Anna Shields Bounces Back After A Half-Dozen Years

Her running career trending downwards after her 11th-grade year, current NAIA star Anna Shields didn’t get serious again until her mid-20s.

AS A HIGH SCHOOL JUNIOR in ’08 Anna Shields had all the promise in the world. That year she won the Nike Indoor 5000. She broke Connecticut’s state record in the mile with a 4:48.52 at the Penn Relays and rated No. 9 on the national yearly list. And yet somehow, it all crumbled. In hindsight, she thinks she was suffering from a serious protein deficiency.

“I didn’t understand what was happening,” she recalls. “I kept training hard and just every race kept getting worse and worse. I was trying to write it off like, ‘Oh, this is a bad day for this reason…’ But things started trending downwards to the point that I went from running 4:48 to only being able to run like a 5:13. The colleges that had been really interested, the D1 schools, they weren’t anymore.” She signed a letter of intent with North Carolina, only to be told later that she wasn’t a good fit. “I guess they saw me as a young girl that had talent at a young age and wasn’t looking like I could continue with that potential.”

She ended up at Central Connecticut: “I competed for a year, and I did worse and worse.

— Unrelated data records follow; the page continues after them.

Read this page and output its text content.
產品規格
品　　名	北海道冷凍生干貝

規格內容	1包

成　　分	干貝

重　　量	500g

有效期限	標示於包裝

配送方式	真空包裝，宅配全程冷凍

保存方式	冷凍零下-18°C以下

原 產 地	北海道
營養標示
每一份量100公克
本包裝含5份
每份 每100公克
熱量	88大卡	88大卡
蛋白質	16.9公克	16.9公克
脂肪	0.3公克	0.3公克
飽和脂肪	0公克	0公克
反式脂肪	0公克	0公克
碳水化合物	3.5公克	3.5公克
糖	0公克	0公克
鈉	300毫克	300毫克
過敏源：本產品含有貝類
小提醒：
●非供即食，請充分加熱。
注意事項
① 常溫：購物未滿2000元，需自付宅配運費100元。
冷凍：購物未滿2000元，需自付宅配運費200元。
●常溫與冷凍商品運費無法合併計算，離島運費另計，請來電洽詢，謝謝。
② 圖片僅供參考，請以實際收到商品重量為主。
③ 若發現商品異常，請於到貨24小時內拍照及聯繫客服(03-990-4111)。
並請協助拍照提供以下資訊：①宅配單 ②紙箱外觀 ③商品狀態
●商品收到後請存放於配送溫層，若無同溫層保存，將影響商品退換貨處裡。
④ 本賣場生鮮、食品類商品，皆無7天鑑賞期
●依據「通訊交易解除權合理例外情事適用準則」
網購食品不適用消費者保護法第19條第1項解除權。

Racing felt very painful, like I was going to faint. I remember the conversation I had with my college coach. I don’t blame him at all because he could tell how miserable I was. He said, ‘Is this really what you want to keep doing?’”

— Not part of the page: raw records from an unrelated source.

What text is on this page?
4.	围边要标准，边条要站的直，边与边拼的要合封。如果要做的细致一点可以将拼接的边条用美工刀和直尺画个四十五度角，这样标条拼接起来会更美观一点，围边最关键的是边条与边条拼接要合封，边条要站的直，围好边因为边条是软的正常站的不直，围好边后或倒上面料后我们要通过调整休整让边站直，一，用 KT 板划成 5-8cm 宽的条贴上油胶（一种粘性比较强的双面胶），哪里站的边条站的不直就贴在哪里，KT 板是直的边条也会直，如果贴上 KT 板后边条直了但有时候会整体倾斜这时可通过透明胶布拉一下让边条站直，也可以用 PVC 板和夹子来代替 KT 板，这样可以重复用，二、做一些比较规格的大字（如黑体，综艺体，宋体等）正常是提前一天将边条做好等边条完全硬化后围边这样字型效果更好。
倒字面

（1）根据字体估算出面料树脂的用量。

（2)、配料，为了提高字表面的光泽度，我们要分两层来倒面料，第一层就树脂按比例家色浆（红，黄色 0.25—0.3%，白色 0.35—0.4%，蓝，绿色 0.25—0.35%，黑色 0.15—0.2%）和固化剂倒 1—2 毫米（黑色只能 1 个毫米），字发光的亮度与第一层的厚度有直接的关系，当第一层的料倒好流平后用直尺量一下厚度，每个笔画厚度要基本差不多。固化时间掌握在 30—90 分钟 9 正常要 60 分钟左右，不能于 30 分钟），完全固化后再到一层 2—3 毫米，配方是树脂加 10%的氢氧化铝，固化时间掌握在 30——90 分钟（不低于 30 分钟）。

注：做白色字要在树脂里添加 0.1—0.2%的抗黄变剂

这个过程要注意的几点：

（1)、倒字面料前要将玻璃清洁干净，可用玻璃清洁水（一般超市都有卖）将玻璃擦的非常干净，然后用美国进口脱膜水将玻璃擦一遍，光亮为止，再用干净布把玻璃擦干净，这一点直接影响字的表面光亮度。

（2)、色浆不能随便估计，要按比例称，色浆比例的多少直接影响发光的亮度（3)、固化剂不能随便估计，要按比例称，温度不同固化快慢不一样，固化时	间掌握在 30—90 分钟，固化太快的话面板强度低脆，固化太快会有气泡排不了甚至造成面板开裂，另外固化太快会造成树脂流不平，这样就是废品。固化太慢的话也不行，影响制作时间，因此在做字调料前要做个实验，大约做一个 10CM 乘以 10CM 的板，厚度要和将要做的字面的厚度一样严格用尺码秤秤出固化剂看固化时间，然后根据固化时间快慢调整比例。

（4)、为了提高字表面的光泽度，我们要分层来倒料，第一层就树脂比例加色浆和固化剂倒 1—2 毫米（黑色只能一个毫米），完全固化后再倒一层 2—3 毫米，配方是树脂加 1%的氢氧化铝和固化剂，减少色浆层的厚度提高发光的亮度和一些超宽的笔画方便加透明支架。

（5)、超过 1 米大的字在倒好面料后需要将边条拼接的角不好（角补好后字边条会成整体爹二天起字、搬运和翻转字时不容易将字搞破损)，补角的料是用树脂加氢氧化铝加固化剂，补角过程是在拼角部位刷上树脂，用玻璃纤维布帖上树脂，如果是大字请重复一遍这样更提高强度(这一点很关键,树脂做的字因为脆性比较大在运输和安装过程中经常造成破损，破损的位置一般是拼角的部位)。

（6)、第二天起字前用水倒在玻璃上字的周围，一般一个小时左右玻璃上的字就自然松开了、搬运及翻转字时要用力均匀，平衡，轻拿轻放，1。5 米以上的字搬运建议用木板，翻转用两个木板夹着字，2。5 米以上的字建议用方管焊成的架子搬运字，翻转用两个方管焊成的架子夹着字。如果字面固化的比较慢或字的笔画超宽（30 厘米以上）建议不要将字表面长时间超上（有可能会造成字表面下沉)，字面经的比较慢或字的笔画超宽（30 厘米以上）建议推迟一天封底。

The onetime burgeoning superstar thought of all the races where people who had seen her as a high school ace now watched her struggle at the back of the pack: “It was humiliating. It took away a lot of the joy I had running.” She now says it was a relief when her coach asked the question. “No, I can’t keep doing this,” she responded.

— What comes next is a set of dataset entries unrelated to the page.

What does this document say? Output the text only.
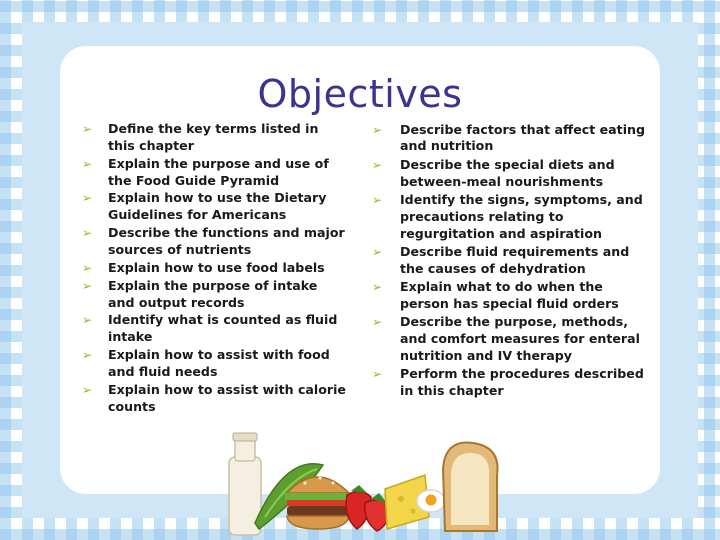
Objectives
➢ Define the key terms listed in this chapter
➢ Explain the purpose and use of the Food Guide Pyramid
➢ Explain how to use the Dietary Guidelines for Americans
➢ Describe the functions and major sources of nutrients
➢ Explain how to use food labels
➢ Explain the purpose of intake and output records
➢ Identify what is counted as fluid intake
➢ Explain how to assist with food and fluid needs
➢ Explain how to assist with calorie counts
➢ Describe factors that affect eating and nutrition
➢ Describe the special diets and between-meal nourishments
➢ Identify the signs, symptoms, and precautions relating to regurgitation and aspiration
➢ Describe fluid requirements and the causes of dehydration
➢ Explain what to do when the person has special fluid orders
➢ Describe the purpose, methods, and comfort measures for enteral nutrition and IV therapy
➢ Perform the procedures described in this chapter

She left school and went to work fulltime as a bank teller. For 6 years she barely ran. “I would go for little jogs after work sometimes,” she says. “I wouldn’t even change out of my work clothes. I was wearing loafers and work pants and I’d jog for like 15 minutes.” Then the bank put on a “steps” challenge. Whoever took the most steps that month would win a free week of groceries. “Money was tight,” she explains of her decision to go for a 6M run. “I felt that runner’s high again and I felt good and it just made me think, ‘Maybe I can do this.’ It was so many years later that there was nothing to lose.”

And while the contest was canceled because of pedometer issues, Shields had rediscovered running: “There was nobody putting pressure on me or looking at what I was doing. It was a totally private endeavor of mine. I went to a high school track and wanted to see what I could run for a mile. I ran a 6:30 and I was like, ‘That’s good!’

Before long she was running 13M at that pace. She worked her mile time down to 5:03. She could have focused on being a road racer, but the track bug still burned in her. Her old high school coach told her that she would still have eligibility at an NAIA school, so she started making phone calls.

One of them was to Point Park University’s Kelly Parsley. “I was 26. He was like, ‘You could do this. You’d be running the half-marathon [a scoring event at NAIA Nationals].’ And I said, ‘No, I want to run middle distance. I think I can do it.’” Parsley may have had his doubts, but he responded politely, “Oh well, if that’s what you want, you can do that too.”

In her first year on the school’s Pittsburgh campus, running as a soph, Shields won the NAIA 1500 and hit bests of 2:09.41, 4:22.35 and 4:49.02. A year later, she had added national crowns in cross country, the indoor 1000 and mile, the outdoor 800 and 1500. With a best of 4:12.36, she hoped to run the 1500 at USATF, but she just missed the cut. Instead, she made it to the big dance with her 800 best (2:04.75) and her 5000 (16:28.09), which made her the only athlete that hot weekend in Des Moines to attempt that particular double. She did not advance in the 2-lapper and finished 18th in the long race.

Now 28, Shields will be graduating soon with an English degree. Over the winter she ran 1000 in 2:42.51, placing 2nd behind Danae Rivers’ Collegiate Record, and won NAIA titles 7 and 8. This despite a coaching switch with the departure of Parsley. “He was a big part of my success, but I also respect our new coach, Jim Spisak,” says Shields.

With less than two months left to compete in the distinctive green-and-white striped singlet of the Pioneers, Shields is looking at what it will take to be part of the conversation nationally in her event. She’s already talked with several post-collegiate coaches. “I’m going to keep pursuing my best no matter what,” she says, “No matter where.”

She admits, “Not being a D1 runner, sometimes the path seems a little harder. I think that I’ve come as far as anyone could have come in that short amount of time and I’m not putting any more limits on myself. I’m going to reach for the highest level and see what happens.”